Being the “Red Velvet Crusader” I am very particular, but this cupcake did not disappoint. Cake with a crunchy top isn’t always a good thing, but it was one of the many reasons I loved this cupcake. The cake had amazing flavor and the frosting was smooth with a well balanced cream cheese frosting. Crusader Stacy and I really enjoyed this mini and next time I’ll need to order a full-size Red Velvet.

Blueberry Pancake mini

Pancake in cupcake form? Yes please. While this cake was a bit on the dense side, it tasted exactly like a blueberry pancake. The subtle maple flavor of the buttercream frosting added just the right amount of “syrup” on top. Crusader Stacy said it best, “This is awesome.”

Cinnamon mini

Cinn-fully delicious! Wow, did this cupcake pack a cinnamon flavor explosion. We all enjoyed the generous dusting of cinnamon on top. And with the perfect sweet, moist cake and creamy frosting balance, this cupcake was a great fall treat.

Raspberry Almond mini

Almond is a favorite flavor profile of the Crusaders and this cupcake was the perfect balance of tangy raspberry and almond flavors. The cake was on the dense side, but that didn’t bother us as we dove in and devoured this mini. The frosting wasn’t too sweet and the sliced almonds on top added a fantastic crunch of texture.

Mocha mini

Jenn took this one home and enjoyed it, here are her thoughts: This cupcake had tons of coffee/espresso flavor in the frosting, but the cake had the same weird texture as the Chocolate Green Tea cupcake.

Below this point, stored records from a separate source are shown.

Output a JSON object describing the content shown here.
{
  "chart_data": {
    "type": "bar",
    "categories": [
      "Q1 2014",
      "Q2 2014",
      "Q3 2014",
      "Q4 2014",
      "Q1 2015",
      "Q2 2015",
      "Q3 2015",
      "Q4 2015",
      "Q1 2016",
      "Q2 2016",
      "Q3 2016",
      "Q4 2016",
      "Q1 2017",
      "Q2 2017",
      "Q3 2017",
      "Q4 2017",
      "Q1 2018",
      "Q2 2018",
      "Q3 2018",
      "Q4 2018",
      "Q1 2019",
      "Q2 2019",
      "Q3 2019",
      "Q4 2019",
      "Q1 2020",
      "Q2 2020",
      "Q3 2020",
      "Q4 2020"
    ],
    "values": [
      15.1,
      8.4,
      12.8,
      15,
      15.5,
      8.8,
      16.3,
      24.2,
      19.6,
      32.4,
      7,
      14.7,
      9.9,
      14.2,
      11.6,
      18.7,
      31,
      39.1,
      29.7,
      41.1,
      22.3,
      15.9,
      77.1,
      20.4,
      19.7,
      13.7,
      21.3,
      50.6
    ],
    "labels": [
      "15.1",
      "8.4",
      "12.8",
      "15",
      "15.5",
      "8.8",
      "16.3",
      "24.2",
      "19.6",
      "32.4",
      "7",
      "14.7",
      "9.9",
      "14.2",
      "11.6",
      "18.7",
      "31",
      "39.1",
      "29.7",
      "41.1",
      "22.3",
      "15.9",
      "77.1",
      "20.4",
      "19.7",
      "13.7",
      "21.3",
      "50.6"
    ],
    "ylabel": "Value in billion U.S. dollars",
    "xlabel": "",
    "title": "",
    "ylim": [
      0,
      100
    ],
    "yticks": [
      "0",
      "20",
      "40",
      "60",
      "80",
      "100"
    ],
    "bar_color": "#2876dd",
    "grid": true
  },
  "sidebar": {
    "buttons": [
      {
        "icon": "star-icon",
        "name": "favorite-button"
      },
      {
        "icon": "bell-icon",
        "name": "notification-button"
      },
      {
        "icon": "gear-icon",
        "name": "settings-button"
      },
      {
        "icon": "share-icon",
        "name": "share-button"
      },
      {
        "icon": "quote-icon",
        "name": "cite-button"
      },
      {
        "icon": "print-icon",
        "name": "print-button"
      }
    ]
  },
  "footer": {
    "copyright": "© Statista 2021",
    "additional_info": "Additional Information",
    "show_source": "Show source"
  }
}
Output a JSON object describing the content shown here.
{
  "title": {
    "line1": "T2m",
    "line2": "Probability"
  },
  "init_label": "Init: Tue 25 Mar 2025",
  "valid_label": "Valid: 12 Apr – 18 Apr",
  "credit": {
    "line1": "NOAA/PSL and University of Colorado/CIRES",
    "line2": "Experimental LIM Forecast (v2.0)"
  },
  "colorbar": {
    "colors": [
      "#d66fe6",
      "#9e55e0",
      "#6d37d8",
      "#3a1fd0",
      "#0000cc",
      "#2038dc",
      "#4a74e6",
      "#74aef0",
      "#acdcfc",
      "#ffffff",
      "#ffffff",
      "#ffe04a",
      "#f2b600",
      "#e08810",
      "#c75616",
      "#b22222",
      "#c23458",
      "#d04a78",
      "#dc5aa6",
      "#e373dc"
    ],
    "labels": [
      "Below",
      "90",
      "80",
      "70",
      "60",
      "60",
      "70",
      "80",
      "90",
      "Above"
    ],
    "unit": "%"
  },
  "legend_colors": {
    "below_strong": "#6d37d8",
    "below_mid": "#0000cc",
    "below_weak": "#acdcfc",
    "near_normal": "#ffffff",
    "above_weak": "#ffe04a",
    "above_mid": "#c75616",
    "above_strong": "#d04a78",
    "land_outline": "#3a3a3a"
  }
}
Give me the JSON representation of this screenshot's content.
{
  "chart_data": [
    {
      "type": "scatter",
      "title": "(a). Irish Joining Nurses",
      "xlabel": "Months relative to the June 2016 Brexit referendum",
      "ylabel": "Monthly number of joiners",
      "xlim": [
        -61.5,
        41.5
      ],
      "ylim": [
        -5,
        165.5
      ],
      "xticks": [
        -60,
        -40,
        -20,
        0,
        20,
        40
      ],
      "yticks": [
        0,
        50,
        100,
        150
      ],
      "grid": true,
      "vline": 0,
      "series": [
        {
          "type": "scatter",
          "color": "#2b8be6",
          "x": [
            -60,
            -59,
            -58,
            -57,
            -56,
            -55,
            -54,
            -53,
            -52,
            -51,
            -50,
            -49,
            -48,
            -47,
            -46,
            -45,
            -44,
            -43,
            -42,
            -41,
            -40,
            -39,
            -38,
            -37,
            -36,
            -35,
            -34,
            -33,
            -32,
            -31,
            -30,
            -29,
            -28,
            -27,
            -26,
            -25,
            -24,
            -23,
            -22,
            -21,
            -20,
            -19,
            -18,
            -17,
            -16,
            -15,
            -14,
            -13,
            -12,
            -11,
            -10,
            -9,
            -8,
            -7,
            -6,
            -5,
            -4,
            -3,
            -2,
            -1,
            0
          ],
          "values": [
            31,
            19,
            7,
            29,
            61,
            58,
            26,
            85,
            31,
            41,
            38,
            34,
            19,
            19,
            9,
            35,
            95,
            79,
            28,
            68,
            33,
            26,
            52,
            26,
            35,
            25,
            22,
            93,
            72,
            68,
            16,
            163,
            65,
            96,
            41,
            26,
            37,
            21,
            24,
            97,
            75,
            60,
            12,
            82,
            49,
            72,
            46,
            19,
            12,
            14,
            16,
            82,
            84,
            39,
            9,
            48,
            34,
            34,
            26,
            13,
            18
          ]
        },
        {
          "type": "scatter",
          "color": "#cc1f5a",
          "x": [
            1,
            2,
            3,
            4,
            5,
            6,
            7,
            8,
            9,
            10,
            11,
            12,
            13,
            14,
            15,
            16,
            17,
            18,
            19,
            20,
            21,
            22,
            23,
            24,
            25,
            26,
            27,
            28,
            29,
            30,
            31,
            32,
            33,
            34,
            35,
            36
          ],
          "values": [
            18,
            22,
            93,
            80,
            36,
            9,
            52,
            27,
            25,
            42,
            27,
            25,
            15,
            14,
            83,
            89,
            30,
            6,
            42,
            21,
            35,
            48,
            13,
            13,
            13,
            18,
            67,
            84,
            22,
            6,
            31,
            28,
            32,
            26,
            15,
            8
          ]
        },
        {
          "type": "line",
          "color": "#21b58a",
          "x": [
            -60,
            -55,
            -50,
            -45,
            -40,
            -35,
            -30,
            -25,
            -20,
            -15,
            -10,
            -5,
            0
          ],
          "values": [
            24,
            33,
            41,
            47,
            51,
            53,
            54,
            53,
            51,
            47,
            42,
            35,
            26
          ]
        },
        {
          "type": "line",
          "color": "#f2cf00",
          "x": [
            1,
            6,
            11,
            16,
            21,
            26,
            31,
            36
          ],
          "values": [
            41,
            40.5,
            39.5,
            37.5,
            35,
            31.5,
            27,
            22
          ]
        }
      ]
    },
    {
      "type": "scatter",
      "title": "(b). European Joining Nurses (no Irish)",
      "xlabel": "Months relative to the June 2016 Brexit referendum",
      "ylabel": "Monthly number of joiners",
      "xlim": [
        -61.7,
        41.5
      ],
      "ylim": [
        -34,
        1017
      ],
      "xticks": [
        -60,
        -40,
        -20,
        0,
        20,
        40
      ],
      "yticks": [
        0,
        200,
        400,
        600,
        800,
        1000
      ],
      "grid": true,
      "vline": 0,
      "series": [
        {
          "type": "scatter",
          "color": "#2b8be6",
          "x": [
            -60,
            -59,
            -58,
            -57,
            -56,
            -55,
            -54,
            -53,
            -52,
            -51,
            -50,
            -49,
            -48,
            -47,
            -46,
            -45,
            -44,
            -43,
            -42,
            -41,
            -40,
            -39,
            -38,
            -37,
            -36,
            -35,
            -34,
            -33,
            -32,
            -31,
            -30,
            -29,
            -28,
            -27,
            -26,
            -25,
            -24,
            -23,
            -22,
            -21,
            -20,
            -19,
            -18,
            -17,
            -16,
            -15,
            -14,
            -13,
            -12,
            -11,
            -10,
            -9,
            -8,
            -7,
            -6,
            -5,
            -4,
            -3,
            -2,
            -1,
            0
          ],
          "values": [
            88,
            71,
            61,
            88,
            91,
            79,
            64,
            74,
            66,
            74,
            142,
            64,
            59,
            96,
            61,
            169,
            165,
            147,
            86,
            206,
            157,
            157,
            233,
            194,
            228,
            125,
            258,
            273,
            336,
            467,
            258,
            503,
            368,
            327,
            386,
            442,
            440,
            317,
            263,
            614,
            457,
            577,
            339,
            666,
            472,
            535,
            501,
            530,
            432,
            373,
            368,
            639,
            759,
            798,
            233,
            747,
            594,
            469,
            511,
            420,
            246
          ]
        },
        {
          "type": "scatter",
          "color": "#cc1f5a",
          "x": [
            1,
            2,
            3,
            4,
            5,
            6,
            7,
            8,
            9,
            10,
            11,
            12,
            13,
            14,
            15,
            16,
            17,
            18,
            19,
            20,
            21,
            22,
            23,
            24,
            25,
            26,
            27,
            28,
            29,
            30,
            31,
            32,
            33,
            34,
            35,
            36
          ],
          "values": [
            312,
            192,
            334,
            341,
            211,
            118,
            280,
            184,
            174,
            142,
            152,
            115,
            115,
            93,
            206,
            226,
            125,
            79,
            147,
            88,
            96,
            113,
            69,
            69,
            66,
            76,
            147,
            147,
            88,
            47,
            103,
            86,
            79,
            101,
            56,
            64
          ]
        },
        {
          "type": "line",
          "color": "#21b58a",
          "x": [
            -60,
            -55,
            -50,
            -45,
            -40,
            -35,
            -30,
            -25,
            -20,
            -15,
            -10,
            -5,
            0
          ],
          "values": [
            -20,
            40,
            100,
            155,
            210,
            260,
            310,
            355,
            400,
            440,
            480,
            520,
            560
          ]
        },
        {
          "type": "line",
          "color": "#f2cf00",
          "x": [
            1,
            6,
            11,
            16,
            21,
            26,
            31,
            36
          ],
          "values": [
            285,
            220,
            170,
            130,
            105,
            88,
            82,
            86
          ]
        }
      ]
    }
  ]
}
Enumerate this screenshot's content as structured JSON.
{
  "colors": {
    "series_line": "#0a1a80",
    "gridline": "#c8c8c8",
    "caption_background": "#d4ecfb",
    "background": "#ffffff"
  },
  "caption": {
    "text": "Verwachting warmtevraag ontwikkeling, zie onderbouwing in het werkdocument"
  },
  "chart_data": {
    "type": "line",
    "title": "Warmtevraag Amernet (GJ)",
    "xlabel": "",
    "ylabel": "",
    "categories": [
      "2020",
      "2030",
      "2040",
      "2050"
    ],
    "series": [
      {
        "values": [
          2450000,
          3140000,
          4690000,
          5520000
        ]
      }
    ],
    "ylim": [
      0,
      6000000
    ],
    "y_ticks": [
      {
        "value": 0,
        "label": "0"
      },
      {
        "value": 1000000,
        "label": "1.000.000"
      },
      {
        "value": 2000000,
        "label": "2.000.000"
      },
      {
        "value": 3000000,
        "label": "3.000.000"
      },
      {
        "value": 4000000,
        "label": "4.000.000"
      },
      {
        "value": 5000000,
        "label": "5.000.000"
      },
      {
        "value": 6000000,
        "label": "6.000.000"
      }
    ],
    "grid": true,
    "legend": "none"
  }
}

Joel picked a couple of flavors that we didn’t try, including Lemon Almond and Carrot Cake. He agreed that the cakes were dense and a bit too dry for his liking. He also thought the carrot cake tasted more like a plain yellow cake with carrots in it, missing the spices that are typical for carrot cake flavor.

Overall we enjoyed Fraîche Cupcakery’s cupcakes, and while the Green Tea cupcake wasn’t a favorite, it did inspire flavor discussions and baking ideas. All of the cake was on the dense side, but that didn’t take away from their fantastic flavors. Their friendly staff, great flavor options, and dedication to the environment will keep us coming back when we are in the Bethesda area. The Weekly Savory Specials in October (available on Sat and Sun) include: Rosemary Fig (Oct 6-7), Baked Potato (Oct 13-14) and Chips & Salsa (Oct 20-21) and are all flavors that make us want to stop in on the upcoming weekends – oh if only we lived closer!